Private Vegas (Private 9)
Del Rio said: “This could be the last fresh air I breathe for ten years.”
Cruz, half joking, half exasperated, said, “Look. I’ll rent your house, Rick, okay? You’ll make money, and you’ll only be how old when you get out? Fifty-five?”
Del Rio looked at Cruz like he’d just said that he was having sex with Del Rio’s mother.
“What did you say, you son-of-a-bitch? You think this is funny?”
Del Rio leaped from the webbed aluminum chair, grabbed Cruz by the neck, squeezed his throat with both hands, then pushed the chair over and managed to straddle Cruz while pressing his thumbs into Cruz’s throat.
Del Rio was yelling, “You prick. You stupid prick. You want to do ten years? Huh? You couldn’t do ten days before you’d be crying like a girl.”
Cruz had a muscular neck along with the muscular rest of his body, and his arms were free. He gave Del Rio a shot to the jaw that sent Del Rio backward. It was enough to break the choke hold, but Del Rio wasn’t done. He scrambled to his feet, and as Cruz got up, Del Rio hurled himself at Cruz, who stiff-armed him.
Del Rio stumbled back, recovered his footing, threw a punch that connected with Cruz’s solar plexus. Cruz grunted, then lowered his head and ran at Del Rio; the force lifted Rick off his feet and sent him off the deck and into the canal.
Ducks flew up, squawking.
Del Rio sank, disappeared into the dark water, then bobbed up, sputtering.
Cruz shouted down at him, “Cooled off yet, Ricky? Are we done?”
“Shit,” Del Rio said. He reached for the rope ladder.
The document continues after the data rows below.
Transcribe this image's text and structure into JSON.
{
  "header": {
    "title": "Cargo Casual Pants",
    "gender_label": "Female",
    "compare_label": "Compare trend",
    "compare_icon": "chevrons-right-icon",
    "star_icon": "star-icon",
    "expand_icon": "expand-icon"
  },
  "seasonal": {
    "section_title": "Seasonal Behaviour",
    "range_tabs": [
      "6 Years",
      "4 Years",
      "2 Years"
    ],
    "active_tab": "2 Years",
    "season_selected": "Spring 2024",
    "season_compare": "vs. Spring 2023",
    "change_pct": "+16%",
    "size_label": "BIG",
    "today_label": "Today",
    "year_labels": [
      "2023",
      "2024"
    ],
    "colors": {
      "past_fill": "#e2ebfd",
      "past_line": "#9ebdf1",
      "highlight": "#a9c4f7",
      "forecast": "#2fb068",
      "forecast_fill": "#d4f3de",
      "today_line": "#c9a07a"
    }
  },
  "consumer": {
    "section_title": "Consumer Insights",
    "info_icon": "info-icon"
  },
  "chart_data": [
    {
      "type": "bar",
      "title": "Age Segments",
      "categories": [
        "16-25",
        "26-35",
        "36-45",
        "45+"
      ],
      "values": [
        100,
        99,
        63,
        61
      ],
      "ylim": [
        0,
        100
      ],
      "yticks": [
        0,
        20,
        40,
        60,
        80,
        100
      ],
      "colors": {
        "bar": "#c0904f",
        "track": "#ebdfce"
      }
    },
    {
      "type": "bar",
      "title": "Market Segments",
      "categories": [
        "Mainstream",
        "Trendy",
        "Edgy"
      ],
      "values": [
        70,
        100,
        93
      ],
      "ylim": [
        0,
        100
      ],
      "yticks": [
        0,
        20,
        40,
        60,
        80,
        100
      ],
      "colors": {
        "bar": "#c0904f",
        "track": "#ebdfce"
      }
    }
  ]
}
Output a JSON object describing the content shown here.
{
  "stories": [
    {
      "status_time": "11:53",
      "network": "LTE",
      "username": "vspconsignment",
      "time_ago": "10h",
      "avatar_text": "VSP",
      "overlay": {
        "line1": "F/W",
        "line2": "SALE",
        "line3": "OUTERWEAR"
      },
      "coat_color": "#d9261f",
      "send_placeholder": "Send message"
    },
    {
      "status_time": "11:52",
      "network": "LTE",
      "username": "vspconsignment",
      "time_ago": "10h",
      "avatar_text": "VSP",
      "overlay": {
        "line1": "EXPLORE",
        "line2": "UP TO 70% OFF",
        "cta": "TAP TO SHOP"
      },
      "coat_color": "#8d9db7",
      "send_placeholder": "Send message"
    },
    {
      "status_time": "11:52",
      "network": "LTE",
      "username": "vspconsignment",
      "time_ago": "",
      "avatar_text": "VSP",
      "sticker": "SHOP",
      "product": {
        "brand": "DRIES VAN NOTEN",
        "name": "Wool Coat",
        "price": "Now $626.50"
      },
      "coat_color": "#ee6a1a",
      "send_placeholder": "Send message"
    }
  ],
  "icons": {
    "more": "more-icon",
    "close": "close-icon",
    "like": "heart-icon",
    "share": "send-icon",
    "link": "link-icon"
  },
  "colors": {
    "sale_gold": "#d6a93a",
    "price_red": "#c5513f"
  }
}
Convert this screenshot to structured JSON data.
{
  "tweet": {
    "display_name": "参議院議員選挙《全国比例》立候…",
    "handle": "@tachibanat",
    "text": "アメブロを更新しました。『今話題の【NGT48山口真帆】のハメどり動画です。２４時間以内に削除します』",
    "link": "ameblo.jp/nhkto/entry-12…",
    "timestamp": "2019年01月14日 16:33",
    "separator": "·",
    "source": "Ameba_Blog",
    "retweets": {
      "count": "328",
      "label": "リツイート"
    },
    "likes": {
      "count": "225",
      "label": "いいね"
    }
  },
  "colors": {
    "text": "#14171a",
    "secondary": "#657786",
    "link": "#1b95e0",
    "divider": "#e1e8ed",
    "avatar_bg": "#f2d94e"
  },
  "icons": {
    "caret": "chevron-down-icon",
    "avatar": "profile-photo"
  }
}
Cruz’s phone rang. He grabbed it out of his shirt pocket, flipped it open with his thumb, gave Del Rio a hand up to the deck.
The caller was Jack and he had an assignment for him: surveillance of those scumbag Sumaris, who had just checked into Shutters.
“I’m taking Del Rio with me,” Cruz said.
“Fine,” Jack said.
“He needs something to do. The waiting is killing him.”
“I said, ‘Fine.’”
Cruz stood back as Del Rio sluiced the water off his clothes with his hands. Cruz said, “I’m sorry, asshole. Your jaw is going to be purple tomorrow.”
Del Rio rubbed his jaw and said to Cruz, “So where are we going?”
Chapter 35
THEIR CORNER SUITE at the fabulous Shutters on the Beach hotel had a wide view of the ocean and the endless sandy beach tinted by the setting sun at the horizon.
Gozan relaxed in a chaise and perused the room-service menu. He wanted a cocktail before dinner and maybe fresh oysters.
Behind him, Khezir angrily thumbed the television’s remote control, speeding through the channels.
“Khezzy, your father would have loved to see the ocean. I wish he could be here with us.”
“Those stupid bitches,” Khezir said in Sumarin. “What a waste of our time. All day working on them and then, ‘Sorry, we are not feeling well. Thank you anyway.’”
“There will be other women. This hotel is full of them.”
“Don’t speak to me of women.”
“Okay, Khezzy.”
No one understood Khezir the way Gozan did. He had been like a father to Khezzy since the day his brother-in-law, Khezzy’s father, had been murdered, stabbed through the heart by his disgruntled mistress while he was asleep.